In the first of a series of analyses, Steven Heder traces the history of Cambodian
elections from 1946. Many of the themes Heder explores remain unchanged over the
last half-century: patronage, intimidation and violence, and political monopolies
that all but own the state apparatus. "Popular, free and fair" is an ideal
hardly supported by history. Heder begins with this overview of the "traditional"
Cambodian election before looking, in an essay overleaf, at the elections of 1946,
1947 and 1951 - the Democrat Years.
Before the United Nations mission in Cambodia, Cambodian elections performed two
functions. Most were used by those already in control of the summit of the state
to extend their power. They used balloting processes to legitimize their domination
with electoral trappings and as an opportunity to repress their political enemies.
They rigged and fabricated results in order to achieve the appearance of massive
voter turnout and votes in their favor while unleashing their security forces on
the opposition. Those at the top of the state scripted elections into calculated
processes aimed at the symbolic and institutional exclusion of their enemies from
the political scene and - to greater or lesser extents - at the physical destruction
of their enemies.
In other cases, elections were used by incumbents at other levels within the state
as an opportunity to demonstrate their political strength vis-a-vis less popular
political adversaries higher up. They used their control of significant parts of
the state, particularly at the middle and local levels not only to make it possible
for the population to manifest its support for them through voting, but also to manipulate
the process in the party's favor.
Thus, elections were at worst a means of violently strengthening an already existing
political monopoly. At best they were a vehicle for political contestation between
state incumbents vying to use their control over state mechanisms to enhance their
power along lines reflecting popular preferences.
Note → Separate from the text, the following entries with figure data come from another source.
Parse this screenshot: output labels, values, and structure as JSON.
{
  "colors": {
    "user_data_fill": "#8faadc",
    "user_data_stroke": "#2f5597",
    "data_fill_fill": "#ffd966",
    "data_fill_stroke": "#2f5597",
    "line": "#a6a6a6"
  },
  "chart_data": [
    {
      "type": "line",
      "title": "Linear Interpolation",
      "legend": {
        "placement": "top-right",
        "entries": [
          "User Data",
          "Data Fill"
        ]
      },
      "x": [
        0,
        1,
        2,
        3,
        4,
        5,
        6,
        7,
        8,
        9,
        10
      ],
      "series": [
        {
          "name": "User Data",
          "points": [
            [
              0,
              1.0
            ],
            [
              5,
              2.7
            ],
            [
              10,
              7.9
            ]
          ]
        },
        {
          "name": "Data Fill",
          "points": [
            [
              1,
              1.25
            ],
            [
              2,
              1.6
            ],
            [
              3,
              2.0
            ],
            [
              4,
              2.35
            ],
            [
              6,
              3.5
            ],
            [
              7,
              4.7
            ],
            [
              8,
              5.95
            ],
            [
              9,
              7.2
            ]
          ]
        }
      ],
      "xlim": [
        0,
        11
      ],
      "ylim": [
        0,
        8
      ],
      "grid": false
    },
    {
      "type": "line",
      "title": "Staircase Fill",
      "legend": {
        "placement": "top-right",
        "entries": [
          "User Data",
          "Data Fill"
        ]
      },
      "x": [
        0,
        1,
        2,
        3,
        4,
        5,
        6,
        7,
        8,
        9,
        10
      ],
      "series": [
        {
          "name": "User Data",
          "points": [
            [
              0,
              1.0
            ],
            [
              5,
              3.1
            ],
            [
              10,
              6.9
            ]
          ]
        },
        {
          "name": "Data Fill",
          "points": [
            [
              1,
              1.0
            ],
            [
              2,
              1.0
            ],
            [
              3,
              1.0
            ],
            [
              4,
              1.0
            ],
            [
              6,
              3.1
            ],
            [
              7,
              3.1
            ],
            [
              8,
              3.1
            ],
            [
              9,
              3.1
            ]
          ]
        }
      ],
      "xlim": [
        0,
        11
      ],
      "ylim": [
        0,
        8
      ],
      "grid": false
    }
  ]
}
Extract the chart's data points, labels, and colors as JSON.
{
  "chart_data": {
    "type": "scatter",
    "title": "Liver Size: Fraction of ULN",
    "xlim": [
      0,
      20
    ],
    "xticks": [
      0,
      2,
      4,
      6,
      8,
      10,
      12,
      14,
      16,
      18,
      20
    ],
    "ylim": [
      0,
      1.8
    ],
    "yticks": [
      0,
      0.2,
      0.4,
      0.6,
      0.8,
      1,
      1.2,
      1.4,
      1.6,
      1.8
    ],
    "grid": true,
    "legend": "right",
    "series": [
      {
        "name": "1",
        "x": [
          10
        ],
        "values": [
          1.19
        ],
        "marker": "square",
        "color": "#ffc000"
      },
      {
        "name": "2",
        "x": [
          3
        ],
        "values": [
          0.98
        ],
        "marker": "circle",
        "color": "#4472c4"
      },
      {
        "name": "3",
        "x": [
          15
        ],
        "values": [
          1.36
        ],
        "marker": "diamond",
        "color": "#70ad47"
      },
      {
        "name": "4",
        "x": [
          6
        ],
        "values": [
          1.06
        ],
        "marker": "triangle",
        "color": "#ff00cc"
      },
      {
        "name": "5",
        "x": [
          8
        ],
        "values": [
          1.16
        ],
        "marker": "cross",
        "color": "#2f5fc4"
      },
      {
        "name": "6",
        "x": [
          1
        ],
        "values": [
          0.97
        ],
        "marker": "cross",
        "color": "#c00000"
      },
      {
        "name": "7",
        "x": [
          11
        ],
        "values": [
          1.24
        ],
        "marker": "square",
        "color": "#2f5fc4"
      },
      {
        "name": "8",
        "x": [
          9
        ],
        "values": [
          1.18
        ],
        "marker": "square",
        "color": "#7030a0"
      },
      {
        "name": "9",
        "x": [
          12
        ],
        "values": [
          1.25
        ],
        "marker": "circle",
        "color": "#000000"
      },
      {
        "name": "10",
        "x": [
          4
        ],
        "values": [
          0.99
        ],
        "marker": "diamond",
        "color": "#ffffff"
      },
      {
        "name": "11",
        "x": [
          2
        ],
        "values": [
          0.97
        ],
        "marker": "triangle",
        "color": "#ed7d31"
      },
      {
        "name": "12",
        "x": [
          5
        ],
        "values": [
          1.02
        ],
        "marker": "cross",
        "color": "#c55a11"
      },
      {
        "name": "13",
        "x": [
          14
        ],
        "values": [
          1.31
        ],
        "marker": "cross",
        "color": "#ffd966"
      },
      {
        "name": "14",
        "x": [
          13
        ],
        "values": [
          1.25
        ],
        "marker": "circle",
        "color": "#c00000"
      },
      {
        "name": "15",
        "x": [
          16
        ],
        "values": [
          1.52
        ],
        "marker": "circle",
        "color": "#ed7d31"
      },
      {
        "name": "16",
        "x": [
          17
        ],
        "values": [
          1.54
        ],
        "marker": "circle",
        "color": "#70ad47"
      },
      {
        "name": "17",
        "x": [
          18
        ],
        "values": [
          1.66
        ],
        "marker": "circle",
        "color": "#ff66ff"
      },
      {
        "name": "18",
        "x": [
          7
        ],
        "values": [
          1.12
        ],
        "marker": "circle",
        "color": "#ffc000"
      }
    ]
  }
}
Elections never provided an opportunity for those who did not already enjoy access
to the state to gain such access via the ballot box.Those who attempted to do so
had always ended up with none of their candidates elected and instead with at least
some of their candidates and campaigners in prison or dead.
Such historical experiences suggested that even a popular political movement might
be ill-advised to participate in an election unless it already had significant access
to the state, if not at the summit, then lower down. It suggested that in the absence
of such access, participation was more likely to lead to destruction than to political
Between 1946 and 1981, 10 elections for constituent or legislative assemblies were
held in Cambodia. These included three elections before the Kingdom of Cambodia became
fully independent juridically from France in 1953, four elections from then until
the overthrow of the monarchical regime in 1970; one election under the Khmer Republic
in 1973; one election during the Democratic Kampuchea period in 1976; and one election
during the People's Republic of Kampuchea period in 1981.